The PVC-guided PEEP was associated with an increased probability of 28-day or hospital survival (odds ratio [OR] 2.7, 95% confidence interval [CI] 1.5, 4.9) using a random-effects model without significant heterogeneity (I (2) test: P = .75). The PVC-guided ventilator support was associated with reduced cumulative risk of mortality (-0.24 (95% CI -0.38, -0.11). The PVC-managed patients received greater PEEP (standardized mean difference [SMD] 5.7 cm H2O, 95% CI 2.4, 9.0) and lower plateau pressures (SMD -1.2 cm H2O, 95% CI -2.2, -0.2), albeit with greater hypercapnia with increased arterial pCO2 (SMD 8 mm Hg, 95% CI 2, 14). Weight-adjusted tidal volumes were significantly lower in PVC-guided than conventional ventilator management (SMD 2.6 mL/kg, 95% CI -3.3, -2.0).
This analysis supports an association that ventilator management guided by the PVC for PEEP management may augment survival in ARDS. Nonetheless, only 3 randomized trials have addressed the question, and the total number of patients remains low. Further outcomes studies appear required for the validation of this methodology.
尽管经过数十年研究,但急性呼吸窘迫综合征(ARDS)中优化呼气末正压(PEEP)的方法仍存在争议。压力-容积曲线(PVC),一种通气机的图形关系,已被提议用于ARDS中PEEP的设定。使用PVC是否能提高生存率仍不明确。
在这项系统评价中,我们基于检索1960年1月1日至2010年1月1日的美国国立医学图书馆以及Cochrane对照试验中心注册库,评估了比较PVC引导治疗与传统PEEP管理对ARDS患者生存率影响的随机对照试验(RCT)。共识别出3项RCT,总计185例患者,其中97例接受PVC引导治疗,88例接受传统PEEP管理。
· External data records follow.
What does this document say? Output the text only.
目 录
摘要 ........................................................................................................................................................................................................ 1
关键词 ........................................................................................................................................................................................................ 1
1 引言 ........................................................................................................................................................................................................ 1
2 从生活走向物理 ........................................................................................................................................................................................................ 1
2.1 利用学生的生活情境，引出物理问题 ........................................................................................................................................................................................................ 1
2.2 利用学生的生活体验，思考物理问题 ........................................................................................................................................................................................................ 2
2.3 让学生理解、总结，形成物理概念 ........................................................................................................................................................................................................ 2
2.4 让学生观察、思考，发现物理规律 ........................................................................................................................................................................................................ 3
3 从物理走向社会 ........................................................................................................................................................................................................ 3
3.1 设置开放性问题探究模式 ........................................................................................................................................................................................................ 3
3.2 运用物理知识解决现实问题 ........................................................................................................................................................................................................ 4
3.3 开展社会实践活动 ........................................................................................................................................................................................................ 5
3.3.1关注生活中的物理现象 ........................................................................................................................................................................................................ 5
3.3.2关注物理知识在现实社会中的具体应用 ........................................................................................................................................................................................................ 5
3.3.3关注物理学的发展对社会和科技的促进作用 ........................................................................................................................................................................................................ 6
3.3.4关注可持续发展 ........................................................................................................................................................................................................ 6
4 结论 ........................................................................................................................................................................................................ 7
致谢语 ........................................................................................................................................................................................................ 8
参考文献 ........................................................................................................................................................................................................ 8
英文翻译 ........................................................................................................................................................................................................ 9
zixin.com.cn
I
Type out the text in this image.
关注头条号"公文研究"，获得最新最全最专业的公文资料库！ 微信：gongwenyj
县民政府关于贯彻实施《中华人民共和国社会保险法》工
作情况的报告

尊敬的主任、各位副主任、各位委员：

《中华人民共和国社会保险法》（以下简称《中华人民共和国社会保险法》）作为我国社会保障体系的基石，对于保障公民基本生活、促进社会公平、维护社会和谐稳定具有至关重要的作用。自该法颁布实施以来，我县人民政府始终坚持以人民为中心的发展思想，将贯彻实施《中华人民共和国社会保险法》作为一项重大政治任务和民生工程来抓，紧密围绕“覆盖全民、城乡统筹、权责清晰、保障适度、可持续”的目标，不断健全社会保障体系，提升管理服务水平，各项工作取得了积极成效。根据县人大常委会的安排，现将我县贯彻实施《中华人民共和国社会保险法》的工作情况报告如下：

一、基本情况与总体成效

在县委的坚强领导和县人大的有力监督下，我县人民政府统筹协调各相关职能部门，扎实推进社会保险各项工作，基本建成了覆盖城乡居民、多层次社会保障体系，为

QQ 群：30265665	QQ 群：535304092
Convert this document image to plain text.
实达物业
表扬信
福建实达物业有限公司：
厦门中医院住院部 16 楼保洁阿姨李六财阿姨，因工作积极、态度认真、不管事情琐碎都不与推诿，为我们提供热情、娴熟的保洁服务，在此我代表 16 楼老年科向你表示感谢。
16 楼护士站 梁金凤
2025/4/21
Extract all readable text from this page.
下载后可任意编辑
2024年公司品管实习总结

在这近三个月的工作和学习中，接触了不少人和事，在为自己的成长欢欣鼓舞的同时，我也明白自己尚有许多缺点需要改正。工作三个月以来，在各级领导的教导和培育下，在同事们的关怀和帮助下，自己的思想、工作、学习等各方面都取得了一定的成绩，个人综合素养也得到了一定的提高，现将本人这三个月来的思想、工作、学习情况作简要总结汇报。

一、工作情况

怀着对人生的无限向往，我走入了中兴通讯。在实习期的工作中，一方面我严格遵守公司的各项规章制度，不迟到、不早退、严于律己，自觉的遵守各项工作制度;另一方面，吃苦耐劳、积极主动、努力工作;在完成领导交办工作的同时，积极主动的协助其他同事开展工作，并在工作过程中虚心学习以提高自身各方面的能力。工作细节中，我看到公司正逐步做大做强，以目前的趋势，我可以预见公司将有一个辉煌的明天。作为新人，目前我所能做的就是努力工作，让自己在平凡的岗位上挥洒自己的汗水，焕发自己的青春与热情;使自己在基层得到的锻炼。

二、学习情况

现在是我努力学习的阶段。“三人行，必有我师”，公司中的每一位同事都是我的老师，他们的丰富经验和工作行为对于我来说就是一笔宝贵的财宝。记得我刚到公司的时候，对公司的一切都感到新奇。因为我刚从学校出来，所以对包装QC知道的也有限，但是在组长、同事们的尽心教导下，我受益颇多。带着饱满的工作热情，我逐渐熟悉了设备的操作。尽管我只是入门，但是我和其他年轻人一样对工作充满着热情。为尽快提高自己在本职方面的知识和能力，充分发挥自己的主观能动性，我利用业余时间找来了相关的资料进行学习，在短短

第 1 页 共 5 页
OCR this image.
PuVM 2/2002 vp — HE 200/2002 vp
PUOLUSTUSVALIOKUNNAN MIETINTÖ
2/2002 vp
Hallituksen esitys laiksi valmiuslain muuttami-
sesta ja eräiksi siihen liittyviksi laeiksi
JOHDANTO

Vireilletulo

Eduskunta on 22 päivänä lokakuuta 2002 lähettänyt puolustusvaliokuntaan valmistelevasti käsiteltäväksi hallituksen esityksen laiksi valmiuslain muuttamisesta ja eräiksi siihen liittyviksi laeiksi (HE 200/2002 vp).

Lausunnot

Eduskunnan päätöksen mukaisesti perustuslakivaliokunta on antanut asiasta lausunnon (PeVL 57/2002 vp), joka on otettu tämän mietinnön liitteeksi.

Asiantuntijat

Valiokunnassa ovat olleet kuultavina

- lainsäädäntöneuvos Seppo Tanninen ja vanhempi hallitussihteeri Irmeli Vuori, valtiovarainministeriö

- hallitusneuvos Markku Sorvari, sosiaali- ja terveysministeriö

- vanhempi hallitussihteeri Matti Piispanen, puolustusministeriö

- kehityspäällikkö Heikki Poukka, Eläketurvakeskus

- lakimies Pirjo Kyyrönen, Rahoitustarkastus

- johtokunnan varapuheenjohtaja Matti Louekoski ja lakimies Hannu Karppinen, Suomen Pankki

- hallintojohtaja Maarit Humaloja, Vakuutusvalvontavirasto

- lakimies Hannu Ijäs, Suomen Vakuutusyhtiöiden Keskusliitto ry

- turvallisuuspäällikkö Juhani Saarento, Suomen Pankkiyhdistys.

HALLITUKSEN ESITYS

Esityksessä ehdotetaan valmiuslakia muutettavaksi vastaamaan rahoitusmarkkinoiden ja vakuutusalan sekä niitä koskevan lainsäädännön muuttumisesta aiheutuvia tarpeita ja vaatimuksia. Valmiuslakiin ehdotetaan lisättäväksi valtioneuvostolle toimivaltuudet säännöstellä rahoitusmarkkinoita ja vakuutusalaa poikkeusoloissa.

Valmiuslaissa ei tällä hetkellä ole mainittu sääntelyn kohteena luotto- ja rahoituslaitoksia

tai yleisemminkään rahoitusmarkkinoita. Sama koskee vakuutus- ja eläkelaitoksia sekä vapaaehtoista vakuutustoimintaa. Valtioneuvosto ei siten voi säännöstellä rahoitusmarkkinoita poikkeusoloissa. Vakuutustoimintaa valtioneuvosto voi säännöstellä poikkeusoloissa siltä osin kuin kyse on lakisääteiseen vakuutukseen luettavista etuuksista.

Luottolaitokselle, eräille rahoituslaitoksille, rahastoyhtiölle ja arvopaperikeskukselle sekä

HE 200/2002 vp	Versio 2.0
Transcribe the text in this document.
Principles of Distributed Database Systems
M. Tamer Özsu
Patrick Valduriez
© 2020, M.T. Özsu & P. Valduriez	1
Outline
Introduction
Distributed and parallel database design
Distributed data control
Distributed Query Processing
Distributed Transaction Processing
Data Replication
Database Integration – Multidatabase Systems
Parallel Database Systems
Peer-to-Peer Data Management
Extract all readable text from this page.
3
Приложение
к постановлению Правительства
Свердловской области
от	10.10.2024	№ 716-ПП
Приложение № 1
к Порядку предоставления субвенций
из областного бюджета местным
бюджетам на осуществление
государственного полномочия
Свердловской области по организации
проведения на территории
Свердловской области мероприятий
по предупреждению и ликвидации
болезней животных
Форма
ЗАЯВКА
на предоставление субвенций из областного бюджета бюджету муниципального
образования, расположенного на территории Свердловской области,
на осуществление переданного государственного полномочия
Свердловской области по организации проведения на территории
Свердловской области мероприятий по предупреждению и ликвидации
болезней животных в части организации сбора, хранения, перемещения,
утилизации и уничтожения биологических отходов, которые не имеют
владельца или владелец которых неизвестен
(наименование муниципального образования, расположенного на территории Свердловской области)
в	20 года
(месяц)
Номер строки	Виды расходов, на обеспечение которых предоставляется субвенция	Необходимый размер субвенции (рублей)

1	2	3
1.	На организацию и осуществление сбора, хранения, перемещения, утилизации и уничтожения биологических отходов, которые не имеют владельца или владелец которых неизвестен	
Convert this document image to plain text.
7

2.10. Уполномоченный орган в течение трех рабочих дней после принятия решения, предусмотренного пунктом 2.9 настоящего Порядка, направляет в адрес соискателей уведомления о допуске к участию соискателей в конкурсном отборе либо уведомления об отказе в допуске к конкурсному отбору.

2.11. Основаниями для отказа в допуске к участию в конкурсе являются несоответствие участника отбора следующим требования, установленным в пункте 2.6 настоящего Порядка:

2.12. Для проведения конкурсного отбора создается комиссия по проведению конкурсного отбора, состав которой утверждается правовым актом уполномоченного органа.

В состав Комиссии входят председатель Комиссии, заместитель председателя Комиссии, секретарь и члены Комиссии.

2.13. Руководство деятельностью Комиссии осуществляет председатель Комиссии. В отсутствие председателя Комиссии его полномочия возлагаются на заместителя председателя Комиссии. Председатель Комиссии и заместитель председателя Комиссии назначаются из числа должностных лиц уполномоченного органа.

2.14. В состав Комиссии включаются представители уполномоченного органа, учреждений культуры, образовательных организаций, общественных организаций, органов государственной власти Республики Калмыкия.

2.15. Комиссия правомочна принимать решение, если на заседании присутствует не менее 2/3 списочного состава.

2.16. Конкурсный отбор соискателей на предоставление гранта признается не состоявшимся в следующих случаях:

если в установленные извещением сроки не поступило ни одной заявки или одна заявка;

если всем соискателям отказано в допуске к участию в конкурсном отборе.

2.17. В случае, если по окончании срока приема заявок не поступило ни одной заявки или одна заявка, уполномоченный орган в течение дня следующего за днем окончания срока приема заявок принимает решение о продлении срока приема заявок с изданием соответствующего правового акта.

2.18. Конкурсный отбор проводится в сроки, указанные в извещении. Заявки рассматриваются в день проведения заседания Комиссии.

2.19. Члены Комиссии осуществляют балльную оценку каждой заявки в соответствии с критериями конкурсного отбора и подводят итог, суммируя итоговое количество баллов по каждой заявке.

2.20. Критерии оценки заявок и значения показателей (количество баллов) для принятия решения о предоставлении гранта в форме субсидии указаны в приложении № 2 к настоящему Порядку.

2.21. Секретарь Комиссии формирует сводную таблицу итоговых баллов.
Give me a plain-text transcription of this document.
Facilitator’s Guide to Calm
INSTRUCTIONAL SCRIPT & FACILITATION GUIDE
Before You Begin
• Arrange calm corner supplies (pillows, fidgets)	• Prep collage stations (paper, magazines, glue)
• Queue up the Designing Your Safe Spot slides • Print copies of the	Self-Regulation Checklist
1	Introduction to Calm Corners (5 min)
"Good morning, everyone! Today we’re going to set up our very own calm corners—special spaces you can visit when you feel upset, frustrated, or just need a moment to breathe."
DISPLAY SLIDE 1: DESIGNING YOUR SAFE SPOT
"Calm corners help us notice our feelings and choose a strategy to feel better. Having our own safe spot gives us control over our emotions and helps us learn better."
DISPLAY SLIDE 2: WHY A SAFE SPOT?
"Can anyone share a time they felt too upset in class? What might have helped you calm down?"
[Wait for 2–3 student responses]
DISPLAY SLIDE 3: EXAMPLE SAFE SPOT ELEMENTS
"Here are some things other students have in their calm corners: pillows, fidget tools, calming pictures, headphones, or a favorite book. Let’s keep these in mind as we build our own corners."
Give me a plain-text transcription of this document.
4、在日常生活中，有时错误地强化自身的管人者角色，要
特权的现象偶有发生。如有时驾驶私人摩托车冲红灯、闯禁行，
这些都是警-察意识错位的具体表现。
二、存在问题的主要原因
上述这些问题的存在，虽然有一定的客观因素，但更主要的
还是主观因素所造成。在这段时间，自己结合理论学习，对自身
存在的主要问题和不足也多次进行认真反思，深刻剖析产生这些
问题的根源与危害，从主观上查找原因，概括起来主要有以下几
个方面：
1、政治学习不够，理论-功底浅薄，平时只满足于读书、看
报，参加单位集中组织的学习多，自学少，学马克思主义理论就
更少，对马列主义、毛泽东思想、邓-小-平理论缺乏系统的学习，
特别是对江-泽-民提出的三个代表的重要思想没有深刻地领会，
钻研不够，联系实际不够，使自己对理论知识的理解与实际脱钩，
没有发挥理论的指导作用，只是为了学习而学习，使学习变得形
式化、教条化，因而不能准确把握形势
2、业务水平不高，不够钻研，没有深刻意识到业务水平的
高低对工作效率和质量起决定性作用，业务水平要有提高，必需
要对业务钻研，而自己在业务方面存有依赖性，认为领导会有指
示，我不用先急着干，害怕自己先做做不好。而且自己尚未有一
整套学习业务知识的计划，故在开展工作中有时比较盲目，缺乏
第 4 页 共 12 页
采用无异质性显著的随机效应模型(I²检验:P = 0.75),PVC引导的PEEP与28天或住院生存率增加相关(优势比[OR] 2.7,95%置信区间[CI] 1.5,4.9)。PVC引导的通气支持与累积死亡风险降低相关(-0.24(95% CI -0.38,-0.11))。接受PVC管理的患者接受了更高的PEEP(标准化均值差[SMD] 5.7 cm H₂O,95% CI 2.4,9.0)和更低的平台压(SMD -1.2 cm H₂O,95% CI -2.2,-0.2),尽管伴有动脉血二氧化碳分压升高导致的高碳酸血症加重(SMD 8 mmHg,95% CI 2,14)。与传统通气管理相比,PVC引导下体重校正后的潮气量显著更低(SMD 2.6 mL/kg,95% CI -3.3,-2.0)。
该分析支持一种关联,即由PVC引导进行PEEP管理的通气管理可能提高ARDS患者的生存率。尽管如此,仅有3项随机试验探讨了这个问题,且患者总数仍然较少。似乎需要进一步的结局研究来验证这种方法。